Bush now says he is leading nothing less than a "struggle for civilization." It is a fight "to maintain the way of life enjoyed by free nations," not only in the West but in the Middle East.
As expected, Bush called for national unity. But he did so in just one sentence at the end of the speech, without the standard "come, let us reason together" floral decorations around it.
His unity message was that his express train is loading up for the battlefront and the country can get on board to fight radical Islam or be left at the station, to be at the mercy of nuke-wielding jihadists.
His threat assessments were loaded with menace.
"We face an enemy determined to bring death and suffering into our homes," he said. They "remain determined to attack America and kill our citizens."

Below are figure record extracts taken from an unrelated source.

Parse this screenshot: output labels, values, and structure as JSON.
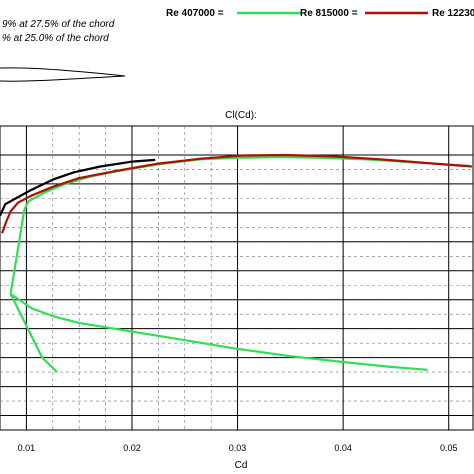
{
  "header": {
    "info_lines": [
      "9% at 27.5% of the chord",
      "% at 25.0% of the chord"
    ]
  },
  "legend": [
    {
      "label": "Re 407000 =",
      "color": "#33dd55"
    },
    {
      "label": "Re 815000 =",
      "color": "#aa1100"
    },
    {
      "label": "Re 12230",
      "color": "#000000"
    }
  ],
  "chart_data": {
    "type": "line",
    "title": "Cl(Cd):",
    "xlabel": "Cd",
    "ylabel": "",
    "xlim": [
      0.0075,
      0.0523
    ],
    "ylim": [
      0.35,
      1.4
    ],
    "x_ticks": [
      0.01,
      0.02,
      0.03,
      0.04,
      0.05
    ],
    "x_tick_labels": [
      "0.01",
      "0.02",
      "0.03",
      "0.04",
      "0.05"
    ],
    "grid": true,
    "series": [
      {
        "name": "Re 407000",
        "color": "#33dd55",
        "points": [
          [
            0.0129,
            0.55
          ],
          [
            0.0115,
            0.6
          ],
          [
            0.0085,
            0.82
          ],
          [
            0.0098,
            1.11
          ],
          [
            0.0102,
            1.14
          ],
          [
            0.0117,
            1.17
          ],
          [
            0.0137,
            1.2
          ],
          [
            0.016,
            1.225
          ],
          [
            0.0195,
            1.25
          ],
          [
            0.023,
            1.27
          ],
          [
            0.0265,
            1.285
          ],
          [
            0.03,
            1.29
          ],
          [
            0.034,
            1.293
          ],
          [
            0.038,
            1.29
          ],
          [
            0.042,
            1.285
          ],
          [
            0.0465,
            1.275
          ],
          [
            0.052,
            1.262
          ]
        ]
      },
      {
        "name": "Re 815000",
        "color": "#aa1100",
        "points": [
          [
            0.0077,
            1.03
          ],
          [
            0.0081,
            1.07
          ],
          [
            0.0085,
            1.105
          ],
          [
            0.0092,
            1.135
          ],
          [
            0.0105,
            1.16
          ],
          [
            0.0125,
            1.19
          ],
          [
            0.015,
            1.22
          ],
          [
            0.0185,
            1.245
          ],
          [
            0.0225,
            1.27
          ],
          [
            0.0265,
            1.287
          ],
          [
            0.0305,
            1.298
          ],
          [
            0.0345,
            1.3
          ],
          [
            0.039,
            1.295
          ],
          [
            0.0435,
            1.285
          ],
          [
            0.048,
            1.272
          ],
          [
            0.0522,
            1.26
          ]
        ]
      },
      {
        "name": "Re 12230",
        "color": "#000000",
        "points": [
          [
            0.0075,
            1.09
          ],
          [
            0.008,
            1.13
          ],
          [
            0.009,
            1.15
          ],
          [
            0.0105,
            1.18
          ],
          [
            0.0125,
            1.215
          ],
          [
            0.0145,
            1.24
          ],
          [
            0.017,
            1.26
          ],
          [
            0.02,
            1.277
          ],
          [
            0.0222,
            1.283
          ]
        ]
      },
      {
        "name": "",
        "color": "#33dd55",
        "points": [
          [
            0.0085,
            0.82
          ],
          [
            0.0105,
            0.77
          ],
          [
            0.0128,
            0.74
          ],
          [
            0.015,
            0.72
          ],
          [
            0.02,
            0.69
          ],
          [
            0.025,
            0.66
          ],
          [
            0.03,
            0.63
          ],
          [
            0.035,
            0.605
          ],
          [
            0.04,
            0.585
          ],
          [
            0.0445,
            0.568
          ],
          [
            0.048,
            0.558
          ]
        ]
      }
    ]
  }
}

On this one day, with images of planes flying into the Twin Towers and the ashen faces of survivors clutching American flags, no one could take exception to these statements or call them exaggerations. But it was his next leap — linking the outcome of the Iraq war to the destiny of the United States and the world — where he is encountering difficulty.
He tried to use the words of Osama bin Laden and other al Qaeda leaders to show that radical Islam regards Iraq as crucial to the outcome of its worldwide jihad against the United States. If they are not defeated, they will use Iraq as a springboard for attacks against the West.

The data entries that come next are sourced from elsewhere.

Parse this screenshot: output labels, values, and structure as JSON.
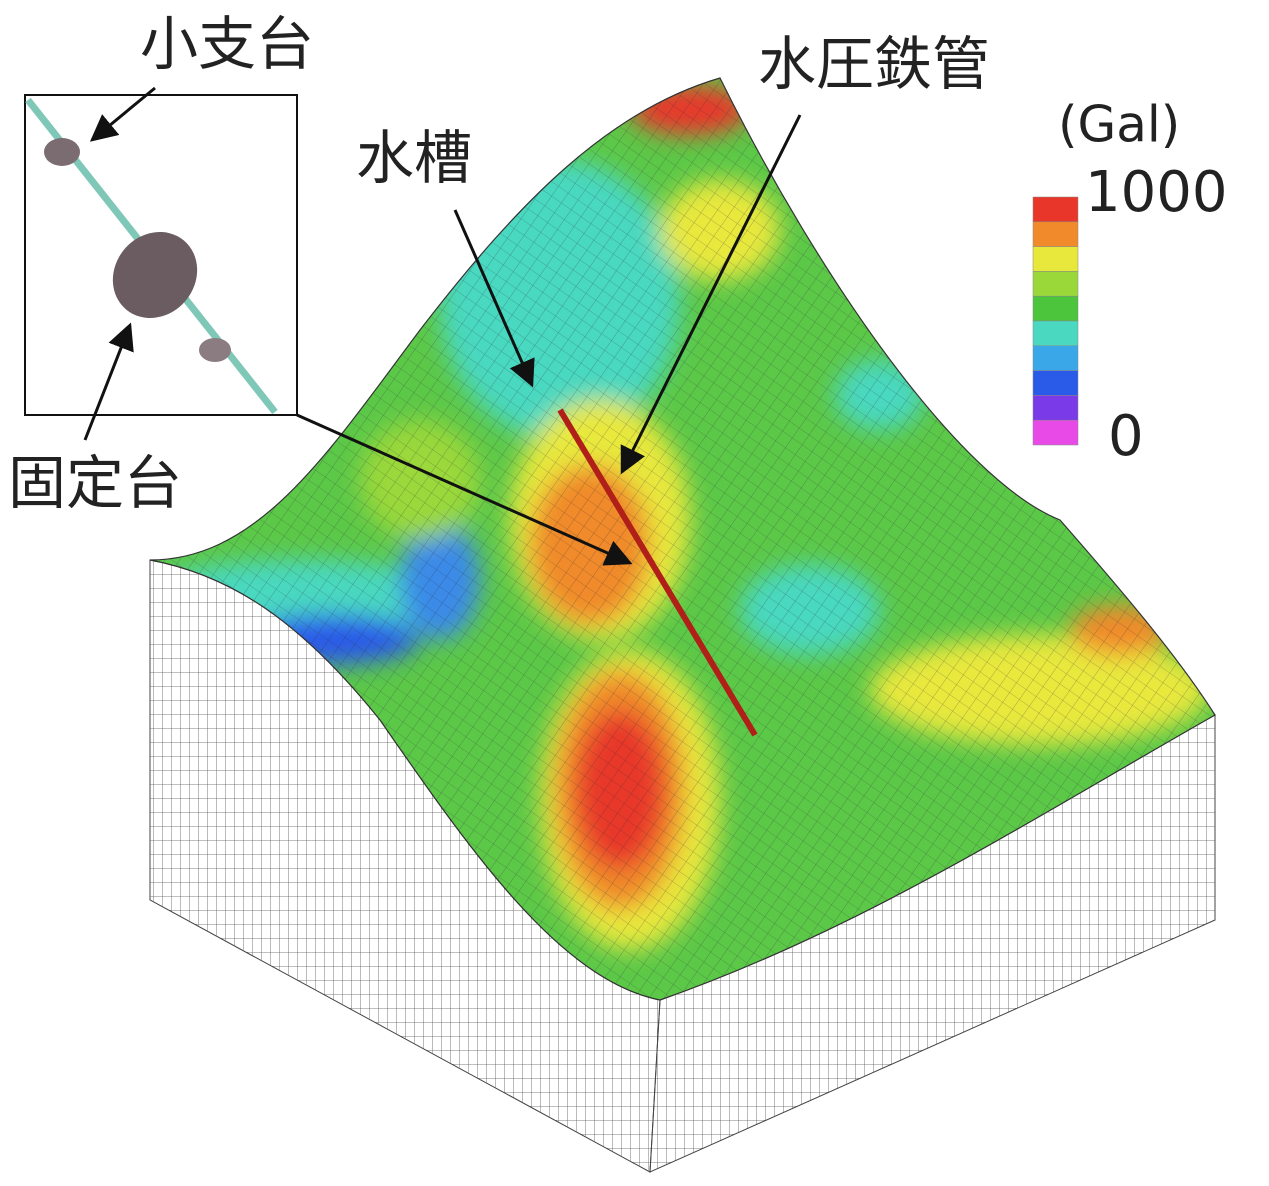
{
  "labels": {
    "small_support": "小支台",
    "fixed_support": "固定台",
    "water_tank": "水槽",
    "penstock": "水圧鉄管"
  },
  "colorbar": {
    "unit": "(Gal)",
    "max": 1000,
    "min": 0,
    "colors": [
      "#e8372a",
      "#f08a2a",
      "#e8e83c",
      "#9ad83a",
      "#4cc43c",
      "#4ad8c0",
      "#3aa8e8",
      "#2a5ae8",
      "#7a3ae8",
      "#e84ae8"
    ]
  }
}
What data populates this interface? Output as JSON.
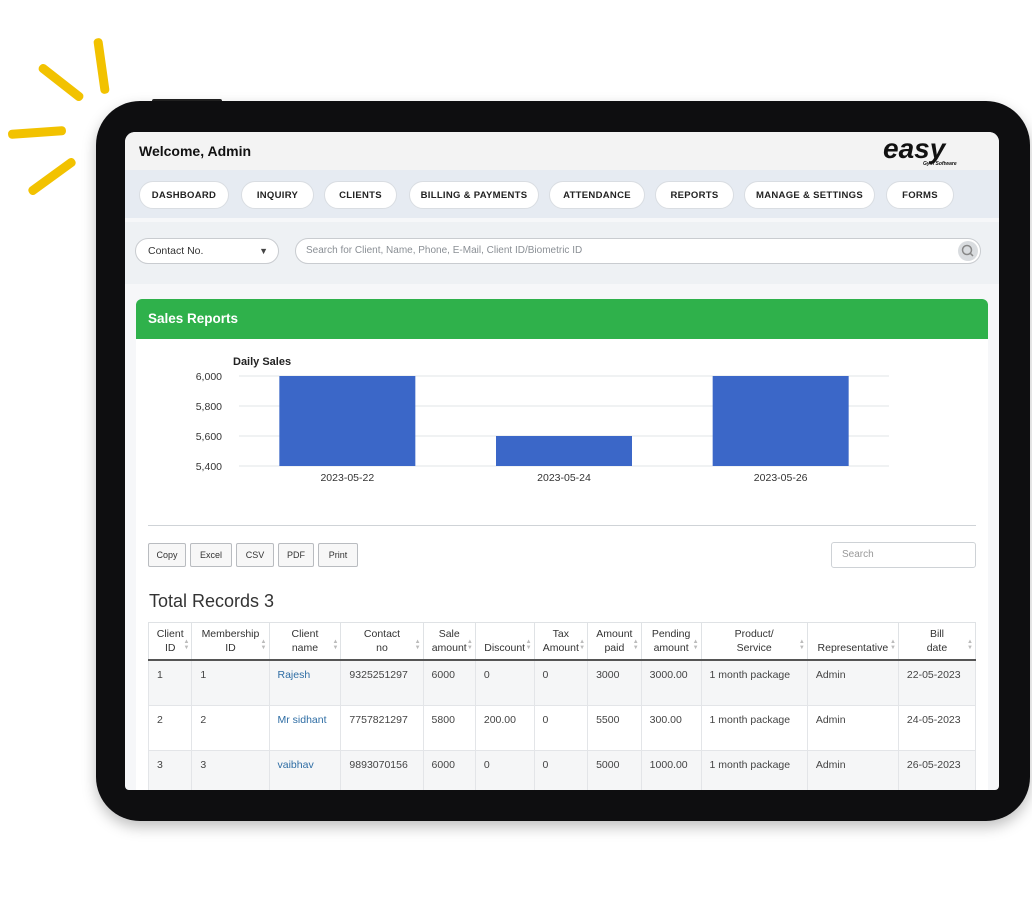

Al Qaeda has, indeed, declared Iraq as a major front in their war. And yet battlefront reports and U.S. command and intelligence say the Iraq war has degenerated into something much more complicated.

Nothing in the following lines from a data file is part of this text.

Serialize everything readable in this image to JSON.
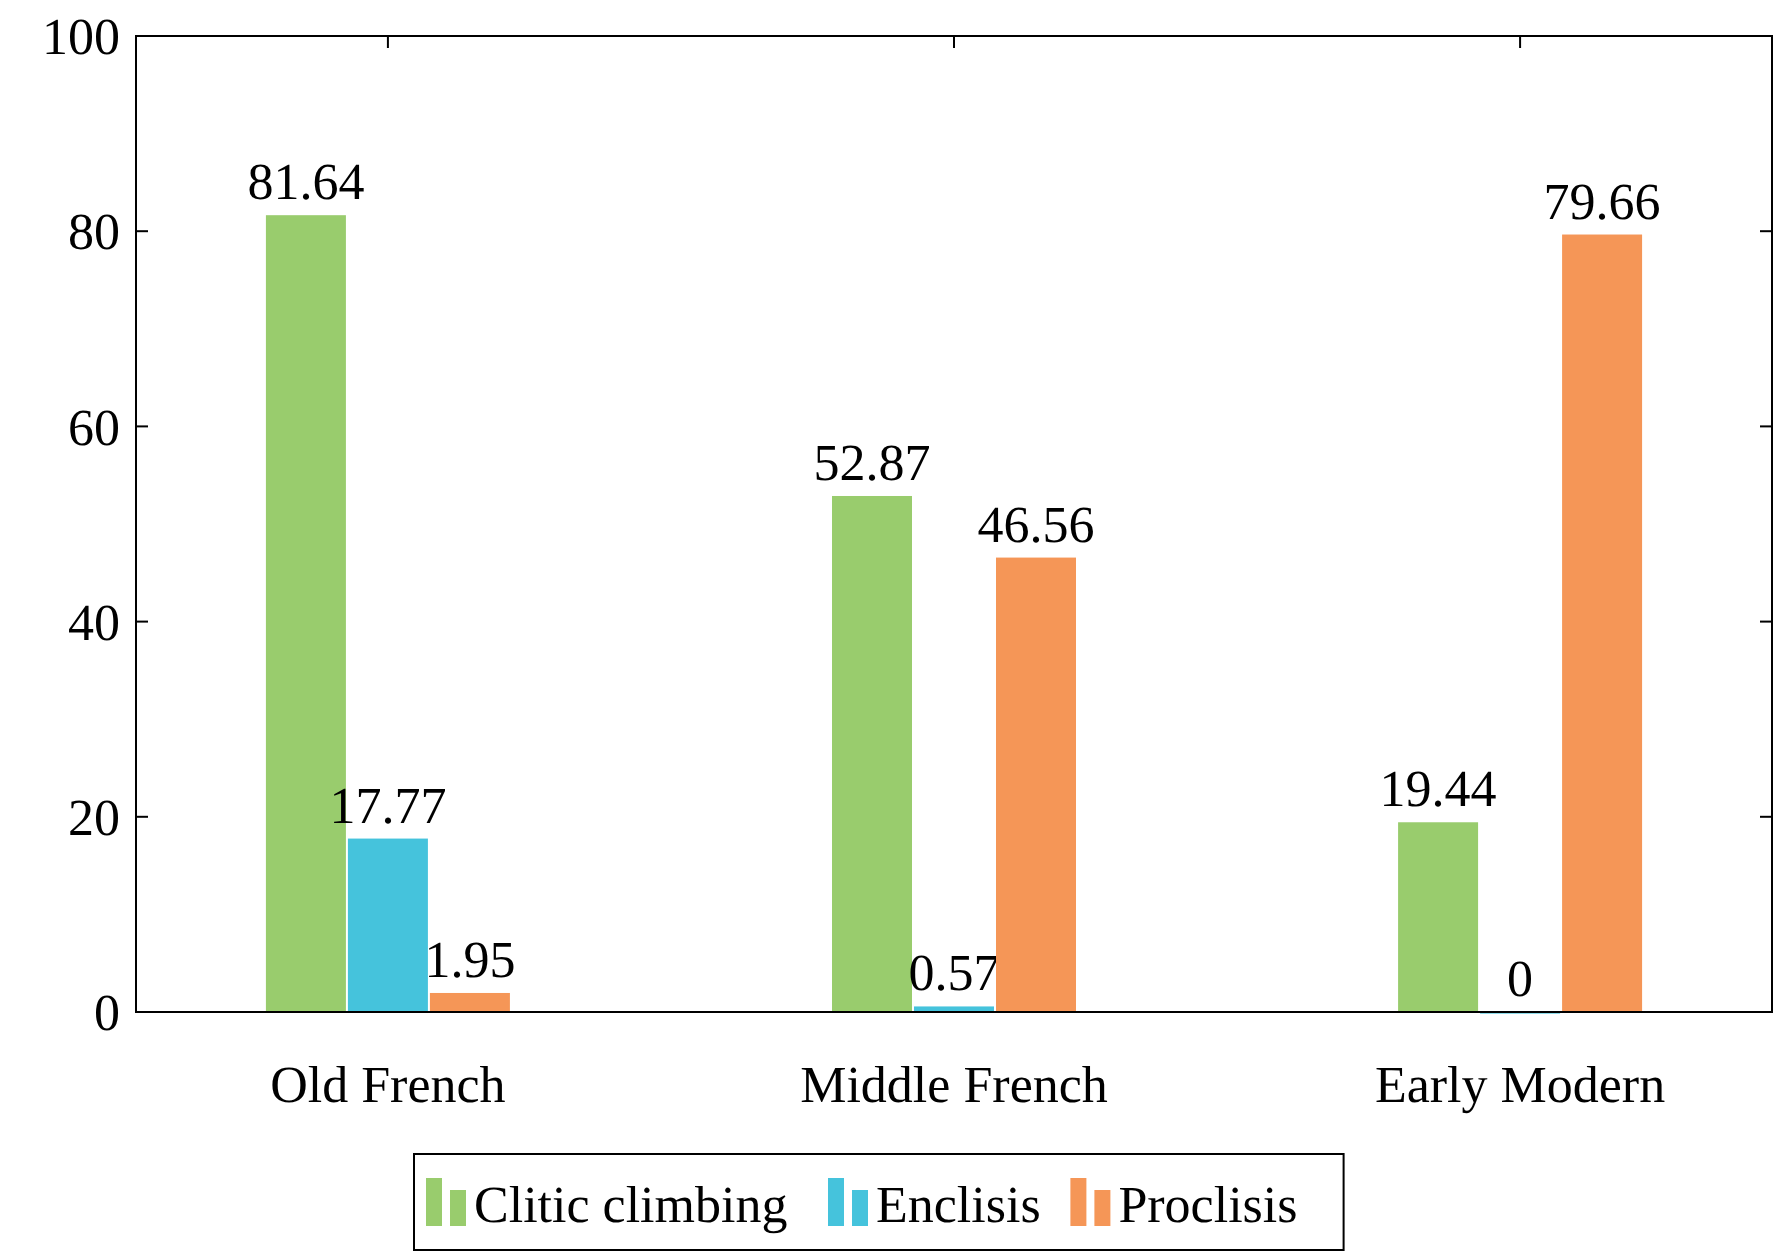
{
  "chart_data": {
    "type": "bar",
    "categories": [
      "Old French",
      "Middle French",
      "Early Modern"
    ],
    "series": [
      {
        "name": "Clitic climbing",
        "color": "#99cc6d",
        "values": [
          81.64,
          52.87,
          19.44
        ]
      },
      {
        "name": "Enclisis",
        "color": "#45c3dc",
        "values": [
          17.77,
          0.57,
          0
        ]
      },
      {
        "name": "Proclisis",
        "color": "#f59657",
        "values": [
          1.95,
          46.56,
          79.66
        ]
      }
    ],
    "ylim": [
      0,
      100
    ],
    "yticks": [
      0,
      20,
      40,
      60,
      80,
      100
    ],
    "data_labels": true,
    "legend": "bottom",
    "grid": false
  }
}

This has now become a battle between Muslim sects, primarily Sunni terrorists and Shiite militias. Al Qaeda attacks had fallen off lately but may soon get worse, particularly in western provinces where a vacuum has been created by the removal of U.S. forces to help secure Baghdad.
Between the lines of Bush’s speech were unmistakable barbs at his critics who want a change in an Iraq strategy that they regard as careening downhill.
He invoked the names of Presidents Franklin Roosevelt and Harry Truman, noting that the struggles they undertook were so long and difficult that neither lived to see the victories. The unspoken message was that their successors in the Democratic Party aren’t worthy of them.
Implicitly, Bush also seemed to be questioning whether the current American generation _ which has reduced his approval ratings below 40 percent in some polls before he embarked on his round of speeches to rally the nation _ was equal to those who fought World War II and the Cold War. If the United States falters, it will "leave our children to face a Middle East overrun by terrorist states and radical dictators armed with nuclear weapons," said Bush.
Bush’s original justification for the Iraq war was to remove weapons of mass destruction, including possible nuclear weapons, from Iraq. None was found. Presumably, he is now talking about Iran, which is a military problem several orders of magnitude higher in difficulty and danger than Iraq.
Besides a little collective guilt directed at Democrats, Bush’s speech had an edge to it of a public shaming of doubters of all denomination. These presumably include a small but growing list of Republicans in Congress who have decided they can’t stand for re-election without advocating some kind of change in Bush’s no-end-in-sight strategy.
Some of the Republicans could be helped by an expected jump in the polls for Bush as a result of his September media blitz. Whether it will last long enough to help his faltering presidency is the big question.